After studying at UA Little Rock as an exchange student in 2013, Tuja Khaund, a native of Dibrugarh, India, couldn’t stay away.
“It was very exciting at first,” Khaund said. “I had never been out of my country. It was one of the biggest challenges. We got to learn about different cultures and people and we made a lot of friends. It was quite the journey.”
After her study abroad experience, Khaund returned to Little Rock as a full-time computer science student in 2014. Now she is graduating with a Ph.D. in computer and information science and a new career as a senior data scientist at Walmart Inc.
Khaund first met with Walmart recruiters during a campus job fair in 2020. She was offered an internship and spent last summer creating a 3D augmented reality application to visualize Walmart sales across the country. In her new role as a senior data scientist, she will join the NexTech Data Science Team at Walmart. She will specialize in graph theory.
“My work will focus on what I’ve been doing in my Ph.D., and I will extend that knowledge to work for Walmart,” Khaund said. “I will use information about consumers and consumer relationships through graphs.

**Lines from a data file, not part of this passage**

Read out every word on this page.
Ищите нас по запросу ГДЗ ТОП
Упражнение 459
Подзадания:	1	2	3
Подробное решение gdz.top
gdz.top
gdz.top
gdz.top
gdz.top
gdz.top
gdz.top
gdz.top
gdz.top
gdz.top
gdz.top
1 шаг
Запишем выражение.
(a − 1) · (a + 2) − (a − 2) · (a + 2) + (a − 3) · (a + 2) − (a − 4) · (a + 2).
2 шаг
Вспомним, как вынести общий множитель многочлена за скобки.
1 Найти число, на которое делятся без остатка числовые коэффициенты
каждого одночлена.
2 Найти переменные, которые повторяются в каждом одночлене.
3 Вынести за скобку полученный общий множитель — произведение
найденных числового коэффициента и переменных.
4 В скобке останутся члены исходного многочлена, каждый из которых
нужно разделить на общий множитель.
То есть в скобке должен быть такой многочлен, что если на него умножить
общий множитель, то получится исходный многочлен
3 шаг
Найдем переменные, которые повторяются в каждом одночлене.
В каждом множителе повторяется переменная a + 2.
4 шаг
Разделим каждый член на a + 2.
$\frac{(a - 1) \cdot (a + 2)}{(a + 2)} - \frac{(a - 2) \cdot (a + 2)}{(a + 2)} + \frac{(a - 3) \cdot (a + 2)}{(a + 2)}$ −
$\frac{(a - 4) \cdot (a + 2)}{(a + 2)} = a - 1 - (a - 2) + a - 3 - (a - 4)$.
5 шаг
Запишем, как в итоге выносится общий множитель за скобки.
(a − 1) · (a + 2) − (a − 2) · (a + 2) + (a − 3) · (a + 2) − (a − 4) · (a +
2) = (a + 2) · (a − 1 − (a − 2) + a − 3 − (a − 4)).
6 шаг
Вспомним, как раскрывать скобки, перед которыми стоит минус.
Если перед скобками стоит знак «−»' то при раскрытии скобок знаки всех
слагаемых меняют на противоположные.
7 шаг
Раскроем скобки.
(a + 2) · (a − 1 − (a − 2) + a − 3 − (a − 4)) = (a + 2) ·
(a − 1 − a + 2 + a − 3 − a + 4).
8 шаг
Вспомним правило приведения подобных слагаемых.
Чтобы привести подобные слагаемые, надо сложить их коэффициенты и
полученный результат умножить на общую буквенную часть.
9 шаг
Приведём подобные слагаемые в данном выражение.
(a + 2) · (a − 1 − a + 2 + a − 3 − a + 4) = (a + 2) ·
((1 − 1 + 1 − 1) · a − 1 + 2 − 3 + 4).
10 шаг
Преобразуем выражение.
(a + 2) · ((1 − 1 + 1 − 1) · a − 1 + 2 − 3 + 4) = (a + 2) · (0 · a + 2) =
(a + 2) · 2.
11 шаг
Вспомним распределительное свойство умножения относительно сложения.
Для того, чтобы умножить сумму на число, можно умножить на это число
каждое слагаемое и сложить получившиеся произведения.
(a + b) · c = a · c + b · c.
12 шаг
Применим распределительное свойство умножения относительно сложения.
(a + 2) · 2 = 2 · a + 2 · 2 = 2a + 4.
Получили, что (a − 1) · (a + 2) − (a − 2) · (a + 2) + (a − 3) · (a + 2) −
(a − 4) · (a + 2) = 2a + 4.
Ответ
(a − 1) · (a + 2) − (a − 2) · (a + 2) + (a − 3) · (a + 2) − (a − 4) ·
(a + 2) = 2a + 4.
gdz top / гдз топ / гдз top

One example is to understand customer behavior based on their shopping patterns. That is a very popular problem that companies are trying to solve. I will utilize my knowledge on graph theory to solve problems in that domain.”
As a graduate student, Khaund spent one year studying virtual reality and augmented reality in the Emerging Analytics Center before joining the Collaboratorium for Social Media and Online Behavioral Studies (COSMOS).
Her research focuses on social media data analysis, social computing, and network analysis. More specifically, it focuses on cyber forensic analysis of blogs and Twitter content in order to detect covert connections and digital footprints of a website, a user, or an organization. She has also extended her research to study issues on other social media platforms such as YouTube and Telegram.
“Our students come from different parts of the world,” said Dr. Nitin Agarwal, Maulden-Entergy Endowed Chair and Distinguished Professor of Information Science and director of COSMOS. “Many of them belong to minority and underrepresented groups in STEM disciplines – a cause that COSMOS champions and celebrates. Tuja will work as a senior data scientist at a Fortune 500 company. She has done tremendously well with her dissertation and has an exciting career awaiting her.”
Khaund has also participated in the 2020 Computing Research Association Grad Cohort for Women, which helps graduate students prepare for careers in the computer science industry. She serves as web chair for the International Conference on Social Computing, Behavioral-Cultural Modeling, & Prediction and Behavior Representation in Modeling and Simulation.
Khaund completed her dissertation, which presents a methodology to assess how online campaigns are coordinated. Khaund began by studying how social bots, automated accounts on social media websites that mimic the social behaviors of humans, are used during natural disasters like hurricanes and earthquakes.
“Social bots help automate many socio-technical behaviors such as tweeting/retweeting a message, ‘liking’ tweets, following users, and coordinating with or even competing against other bots,” Khaund said. “Social bots exist as benign bots such as advertising bots, entertainment bots, etc. as well as malicious bots such as spam bots, hackers, and influence bots.”
As social bots become more sophisticated, some of these bots operate independently and autonomously for years without getting noticed or suspended. Furthermore, some of the more advanced social bots exhibit highly sophisticated coordination and communication patterns with complex organizational structures.
“There is a lot of work going on to tackle a problem that is quite challenging for social media platforms and for anyone who is trying to stop malicious activities during events,” Khaund said. “Malicious actors have become more advanced. They know what tactics people are using to track them. Previously, it was easier to look at a profile and recognize a fake account. They have since evolved and are now becoming more immune to detection algorithms. They are finding new ways to remain hidden and undetected.”
She analyzed a Twitter dataset with accounts that were suspected of being used to influence the 2016 presidential election. She then trained a machine learning model to assess the level of coordination within an online information campaign.
“My model is promising enough to accurately describe a high coordination social network or a low coordination social network,” Khaund said. “My model can be replicated or used across different social media platforms. It leverages social network theories to understand the structure of a communication network and analyzes various network measures to label communities in a graph.”